Yesterday was a "Grey's night" (as in Grey's Anatomy) at my friend JP's place. It's usually at her place cuz she downloads the episodes (Slingbox) each week, and has recently acquired a 52" flat-screen LCD TV. Our Grey's watching is also enhanced by a really comfy couch, and yummy drinks.
Usually we watch the most recent episode, although generally I have already seen it. It is so funny to watch it a second time as my friends yell at all the characters and react at all the right spots! (I am not generally vocal at the TV; I tend to internalize the drama, and then it resurfaces in my dreams--but that's a whole 'nuther blog post.) Last night we also watched some reruns from the 3rd season (which I have not seen). So good; so intense; so Grey's.

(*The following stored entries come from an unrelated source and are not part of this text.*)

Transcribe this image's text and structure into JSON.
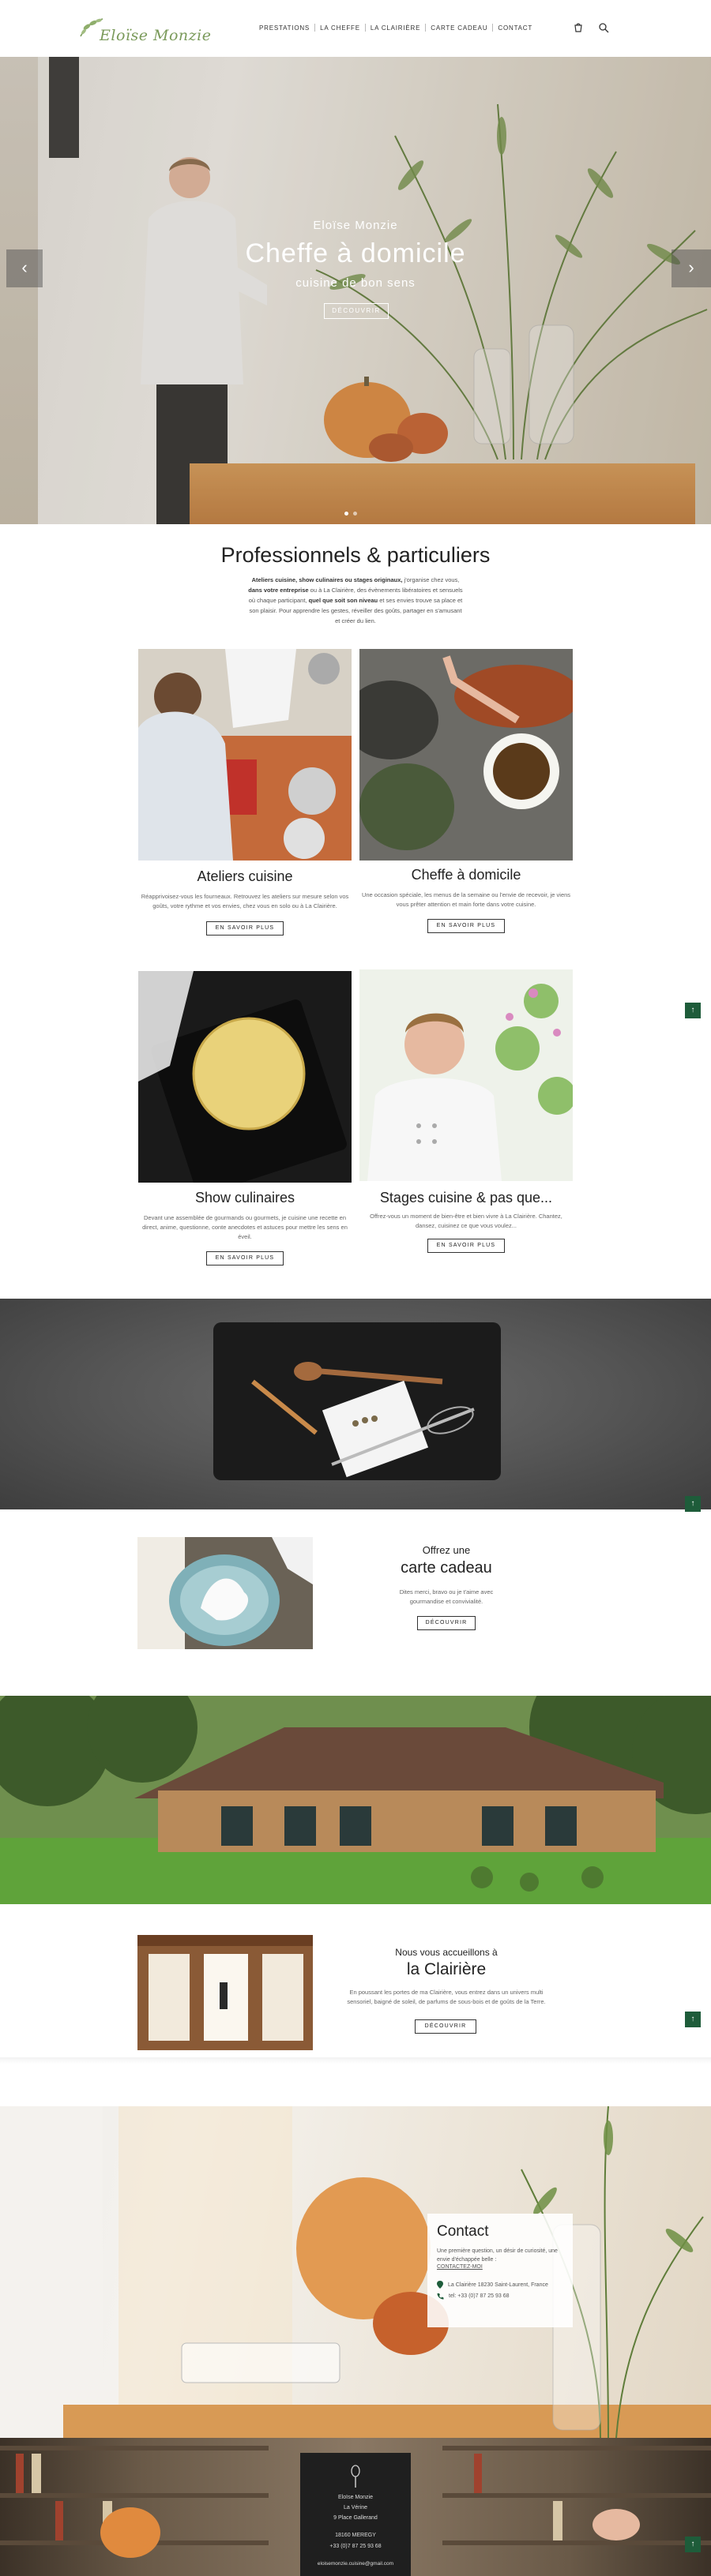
{
  "header": {
    "logo_text": "Eloïse Monzie",
    "nav": [
      "PRESTATIONS",
      "LA CHEFFE",
      "LA CLAIRIÈRE",
      "CARTE CADEAU",
      "CONTACT"
    ]
  },
  "hero": {
    "subtitle": "Eloïse Monzie",
    "title": "Cheffe à domicile",
    "tagline": "cuisine de bon sens",
    "button": "DÉCOUVRIR",
    "prev": "‹",
    "next": "›"
  },
  "intro": {
    "title": "Professionnels & particuliers",
    "text_bold1": "Ateliers cuisine, show culinaires ou stages originaux,",
    "text1": " j'organise chez vous, ",
    "text_bold2": "dans votre entreprise",
    "text2": " ou à La Clairière, des évènements libératoires et sensuels où chaque participant, ",
    "text_bold3": "quel que soit son niveau",
    "text3": " et ses envies trouve sa place et son plaisir. Pour apprendre les gestes, réveiller des goûts, partager en s'amusant et créer du lien."
  },
  "cards": [
    {
      "title": "Ateliers cuisine",
      "text": "Réapprivoisez-vous les fourneaux. Retrouvez les ateliers sur mesure selon vos goûts, votre rythme et vos envies, chez vous en solo ou à La Clairière.",
      "button": "EN SAVOIR PLUS"
    },
    {
      "title": "Cheffe à domicile",
      "text": "Une occasion spéciale, les menus de la semaine ou l'envie de recevoir, je viens vous prêter attention et main forte dans votre cuisine.",
      "button": "EN SAVOIR PLUS"
    },
    {
      "title": "Show culinaires",
      "text": "Devant une assemblée de gourmands ou gourmets, je cuisine une recette en direct, anime, questionne, conte anecdotes et astuces pour mettre les sens en éveil.",
      "button": "EN SAVOIR PLUS"
    },
    {
      "title": "Stages cuisine & pas que...",
      "text": "Offrez-vous un moment de bien-être et bien vivre à La Clairière. Chantez, dansez, cuisinez ce que vous voulez...",
      "button": "EN SAVOIR PLUS"
    }
  ],
  "gift": {
    "title1": "Offrez une",
    "title2": "carte cadeau",
    "text": "Dites merci, bravo ou je t'aime avec gourmandise et convivialité.",
    "button": "DÉCOUVRIR"
  },
  "clairiere": {
    "title1": "Nous vous accueillons à",
    "title2": "la Clairière",
    "text": "En poussant les portes de ma Clairière, vous entrez dans un univers multi sensoriel, baigné de soleil, de parfums de sous-bois et de goûts de la Terre.",
    "button": "DÉCOUVRIR"
  },
  "contact": {
    "title": "Contact",
    "text": "Une première question, un désir de curiosité, une envie d'échappée belle :",
    "link": "CONTACTEZ-MOI",
    "address": "La Clairière 18230 Saint-Laurent, France",
    "phone": "tel: +33 (0)7 87 25 93 68"
  },
  "footer": {
    "name": "Eloïse Monzie",
    "line1": "La Vérine",
    "line2": "9 Place Gallerand",
    "line3": "18160 MEREGY",
    "line4": "+33 (0)7 87 25 93 68",
    "email": "eloisemonzie.cuisine@gmail.com"
  },
  "to_top": "↑",
  "colors": {
    "accent": "#1e5c3a",
    "logo": "#7a9a5a"
  }
}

But more than the Grey's episodes, I just love my friends so much. I have been so blessed in my friendships in the last few years, and even moreso recently, it seems. It's like as I get older (meaning my friends are older, too), there is such a more solid sense of what friendship is all about. My friendships are much more grown-up than they were even as recently as university, and because I have even more Christian friendships now than I did several years ago, that God-foundation is just so... I dunno. The word that comes to mind is 'wholesome', but that's not even it, cuz my non-Christian friendships are wholesome, too. I dunno how to really describe it. Except that it's awesome.
I wasn't popular growing up. I mean, from Junior High onwards, I had a solid group of friends and a solid sense of myself, and I moved through my teenage years quite smoothly, all things considered. But when you've spent most of elementary with 'friends' who are friends one day and bullying/making fun of you the next, I realized as an adult that it can still have an impact on your social perceptions, even if you are confident, independent, and strong. It took a long time to believe that these friends I was making in university really did want me around, weren't going to turn their backs on me, weren't going to forget me, and valued me just because I was me. Once I was at peace with that, I didn't look back.

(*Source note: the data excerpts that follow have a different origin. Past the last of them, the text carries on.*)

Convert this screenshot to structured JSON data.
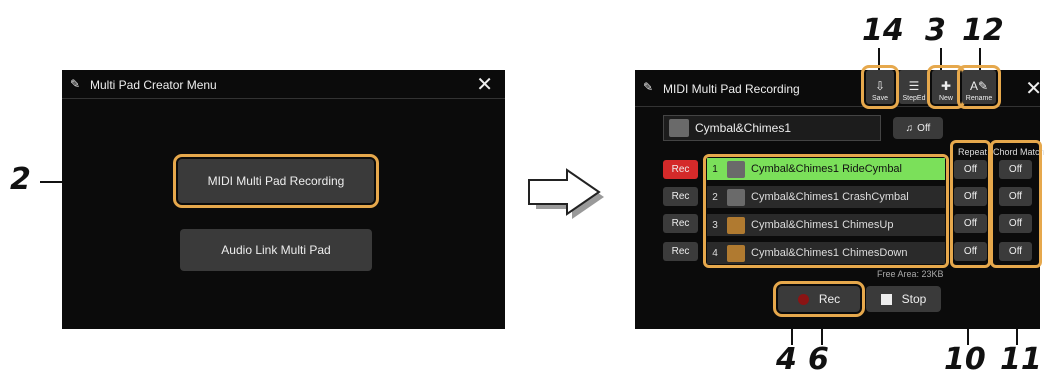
{
  "callouts": {
    "c2": "2",
    "c14": "14",
    "c3": "3",
    "c12": "12",
    "c4": "4",
    "c6": "6",
    "c10": "10",
    "c11": "11"
  },
  "left_screen": {
    "title": "Multi Pad Creator Menu",
    "button1": "MIDI Multi Pad Recording",
    "button2": "Audio Link Multi Pad",
    "close": "✕"
  },
  "right_screen": {
    "title": "MIDI Multi Pad Recording",
    "close": "✕",
    "toolbar": {
      "save": "Save",
      "steped": "StepEd",
      "new": "New",
      "rename": "Rename"
    },
    "bank_name": "Cymbal&Chimes1",
    "metronome": "Off",
    "col_repeat": "Repeat",
    "col_chord": "Chord Match",
    "rec_label": "Rec",
    "pads": [
      {
        "num": "1",
        "name": "Cymbal&Chimes1 RideCymbal",
        "rec": "Rec",
        "repeat": "Off",
        "chord": "Off"
      },
      {
        "num": "2",
        "name": "Cymbal&Chimes1 CrashCymbal",
        "rec": "Rec",
        "repeat": "Off",
        "chord": "Off"
      },
      {
        "num": "3",
        "name": "Cymbal&Chimes1 ChimesUp",
        "rec": "Rec",
        "repeat": "Off",
        "chord": "Off"
      },
      {
        "num": "4",
        "name": "Cymbal&Chimes1 ChimesDown",
        "rec": "Rec",
        "repeat": "Off",
        "chord": "Off"
      }
    ],
    "free_area": "Free Area: 23KB",
    "rec_button": "Rec",
    "stop_button": "Stop"
  },
  "colors": {
    "accent": "#e6a84c",
    "selected": "#7be05a",
    "rec_red": "#d42a2a"
  }
}
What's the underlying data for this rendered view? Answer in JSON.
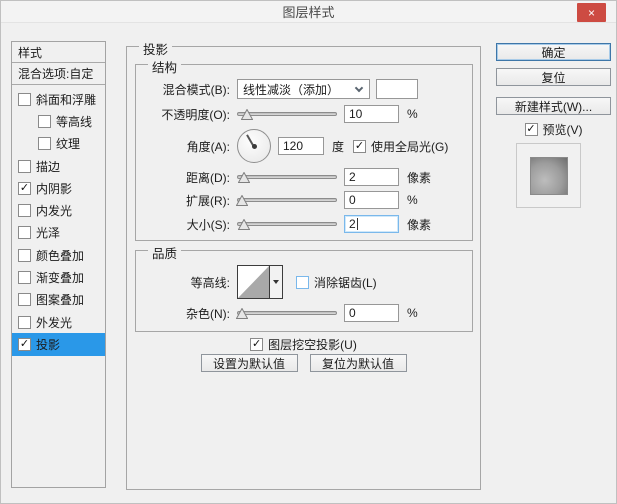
{
  "window": {
    "title": "图层样式",
    "close_icon": "×"
  },
  "sidebar": {
    "header": "样式",
    "blending_options": "混合选项:自定",
    "items": [
      {
        "label": "斜面和浮雕",
        "checked": false,
        "indent": false,
        "selected": false
      },
      {
        "label": "等高线",
        "checked": false,
        "indent": true,
        "selected": false
      },
      {
        "label": "纹理",
        "checked": false,
        "indent": true,
        "selected": false
      },
      {
        "label": "描边",
        "checked": false,
        "indent": false,
        "selected": false
      },
      {
        "label": "内阴影",
        "checked": true,
        "indent": false,
        "selected": false
      },
      {
        "label": "内发光",
        "checked": false,
        "indent": false,
        "selected": false
      },
      {
        "label": "光泽",
        "checked": false,
        "indent": false,
        "selected": false
      },
      {
        "label": "颜色叠加",
        "checked": false,
        "indent": false,
        "selected": false
      },
      {
        "label": "渐变叠加",
        "checked": false,
        "indent": false,
        "selected": false
      },
      {
        "label": "图案叠加",
        "checked": false,
        "indent": false,
        "selected": false
      },
      {
        "label": "外发光",
        "checked": false,
        "indent": false,
        "selected": false
      },
      {
        "label": "投影",
        "checked": true,
        "indent": false,
        "selected": true
      }
    ]
  },
  "panel": {
    "title": "投影",
    "structure": {
      "legend": "结构",
      "blend_mode": {
        "label": "混合模式(B):",
        "value": "线性减淡（添加）"
      },
      "opacity": {
        "label": "不透明度(O):",
        "value": "10",
        "unit": "%"
      },
      "angle": {
        "label": "角度(A):",
        "value": "120",
        "unit": "度",
        "global_light": {
          "label": "使用全局光(G)",
          "checked": true
        }
      },
      "distance": {
        "label": "距离(D):",
        "value": "2",
        "unit": "像素"
      },
      "spread": {
        "label": "扩展(R):",
        "value": "0",
        "unit": "%"
      },
      "size": {
        "label": "大小(S):",
        "value": "2",
        "unit": "像素"
      }
    },
    "quality": {
      "legend": "品质",
      "contour": {
        "label": "等高线:",
        "antialias": {
          "label": "消除锯齿(L)",
          "checked": false
        }
      },
      "noise": {
        "label": "杂色(N):",
        "value": "0",
        "unit": "%"
      }
    },
    "knockout": {
      "label": "图层挖空投影(U)",
      "checked": true
    },
    "buttons": {
      "set_default": "设置为默认值",
      "reset_default": "复位为默认值"
    }
  },
  "actions": {
    "ok": "确定",
    "reset": "复位",
    "new_style": "新建样式(W)...",
    "preview": {
      "label": "预览(V)",
      "checked": true
    }
  },
  "colors": {
    "selection": "#2a98e8",
    "close_button": "#cd4b42",
    "focus_border": "#7ab8eb",
    "dialog_bg": "#f0f0f0"
  }
}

You can imagine the "you have got to be kidding me" feeling I had when those old thought patterns crept up in the last couple years as I found myself forming some new friendships again. I recognized the faulty thinking; I told God that I knew I had absolutely no reason not to trust these people He had blessed into my life. I told Him that He needed to squash that way of thinking--get rid of it. He totally has. My friendships--best friends right through to people I am more just acquaintances with--are all so genuine. It still blows my mind some days.
Okay, so back to Grey's night. After a stressful few weeks all around, it was just such good hang out time. We laughed a lot--I love that. When I am with any of my friends, I just love when there is laughter. Pure uncontrollable giggles to remind us that God calls us to be in relationships not just to have a confidant, not just to grow spiritually, not just to learn, but for the simple enjoyment of each other. I enjoy you.
...And then today I was Superwoman. I helped A and JM move into new apartments. Wish I could have helped JM more--kinda had to rush and then leave early. Was babysitting this evening (not my respite family). I was Superwoman there, too, as the kids and I crushed up the ice of their back yard skating rink. I am exhausted and will be heading to bed right after I finish this post.
Tomorrow I have a Haiti meeting after church, and then I look forward to one last quiet evening before heading back into my work routine on Monday. I will kinda hit the ground running on Monday, but the Spring Break has definitely done its job, because two weeks ago, I would have been dreading it, but now I feel ready.